Aí haveria o desejo de que o Syriza encontrasse aquilo que eles chamam a “realidade” de frente, de preferência sob a forma de um choque frontal com medidas de retaliação, que punam os gregos pelo modo como votaram. É o desejo maldoso de que os gregos sejam punidos com mais austeridade, porque contestaram a austeridade, ou não a aplicaram com a ferocidade que deveria ter tido. Quando o nosso primeiro-ministro diz que os gregos não fizeram o que deviam, como Portugal e a Irlanda, o que está a dizer é que a tragédia que se abateu sobre a Grécia com números assustadores de pobreza, miséria, desemprego, falta de condições de vida mínimas, de desespero, foi pouco. E como eles contestaram esse “pouco” devem ter ainda mais, que é para aprenderem a ser bem-comportados. E por aí adiante, num exercício que Marx chamaria “luta de classes”, que é a pólvora em que esta gente anda a mexer alumiando um fósforo mental para ver o que se passa.
Claro que, do outro lado, há também uma outra série de desejos, nem todos recomendáveis.
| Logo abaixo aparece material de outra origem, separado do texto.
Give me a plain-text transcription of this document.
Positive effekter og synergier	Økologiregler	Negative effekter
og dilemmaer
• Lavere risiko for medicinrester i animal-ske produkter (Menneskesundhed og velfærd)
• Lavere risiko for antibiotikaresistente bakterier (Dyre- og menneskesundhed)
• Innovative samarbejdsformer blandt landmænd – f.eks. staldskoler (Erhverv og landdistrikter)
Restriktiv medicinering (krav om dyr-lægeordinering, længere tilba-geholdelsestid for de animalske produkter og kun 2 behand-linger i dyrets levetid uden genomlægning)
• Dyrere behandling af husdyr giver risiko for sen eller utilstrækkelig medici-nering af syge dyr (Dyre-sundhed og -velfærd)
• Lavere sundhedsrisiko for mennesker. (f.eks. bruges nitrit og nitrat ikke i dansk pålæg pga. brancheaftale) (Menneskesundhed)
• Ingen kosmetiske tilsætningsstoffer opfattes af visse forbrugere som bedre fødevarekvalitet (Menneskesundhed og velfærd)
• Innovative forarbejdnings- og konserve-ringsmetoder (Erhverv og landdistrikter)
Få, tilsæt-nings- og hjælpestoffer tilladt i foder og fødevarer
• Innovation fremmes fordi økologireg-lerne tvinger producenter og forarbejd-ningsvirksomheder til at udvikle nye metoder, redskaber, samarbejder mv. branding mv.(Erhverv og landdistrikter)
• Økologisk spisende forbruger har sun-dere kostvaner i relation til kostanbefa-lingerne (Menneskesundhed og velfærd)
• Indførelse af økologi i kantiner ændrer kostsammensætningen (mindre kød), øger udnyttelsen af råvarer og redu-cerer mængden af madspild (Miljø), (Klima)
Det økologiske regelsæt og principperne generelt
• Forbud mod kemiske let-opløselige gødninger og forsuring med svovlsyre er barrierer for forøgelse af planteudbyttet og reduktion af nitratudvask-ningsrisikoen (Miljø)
Um deles é o de que o Syriza faça por “nós” aquilo que não somos capazes de fazer, faça pela esquerda aquilo que ela não é capaz de fazer, usar o mimetismo com o Syriza sem se ser capaz de fazer o lento trabalho de implantação que ele fez. Ou desejar ganhar eleições copiando o Syriza no plano antiausteritário e ignorar os aspectos soberanistas e patrióticos que o fizeram sair da exclusividade extremista.
Ou desejar que Portugal seja a Grécia nas próximas eleições. Iludir-se com a ignorância de que a situação grega (ou até espanhola com o Podemos) não é a situação portuguesa. Em Portugal, as próximas eleições serão muito bipolarizadas e, se o não forem, é porque o PSD-CDS já as ganhou, ou o PS terá apenas uma “vitorinha”. O PASOK na Grécia foi varrido do mapa porque a bipolarização se fez entre o Syriza e a Nova Democracia, como em Espanha o Podemos pode crescer devido às fragilidades do PSOE. Em Portugal, nada disso acontece.
Eu também tenho um desejo simples e modesto, com muito poucas ilusões. Desejo que as coisas corram bem para os gregos, que eles comecem a sair do buraco infernal em que foram colocados, e que possam, pelo seu acto corajoso de votar contra o statu quo, mostrar que a ditadura da “inevitabilidade” é um deserto mental perigoso, útil para se subordinar Portugal aos poderes europeus e alemães, fragilizar a democracia e empobrecer os portugueses. É por isso que a milhas do Syriza se pode saudar a mudança que o Syriza trouxe a um mundo estagnado e pantanoso, maldoso e desigual. Não preciso de explicar mais nada, pois não?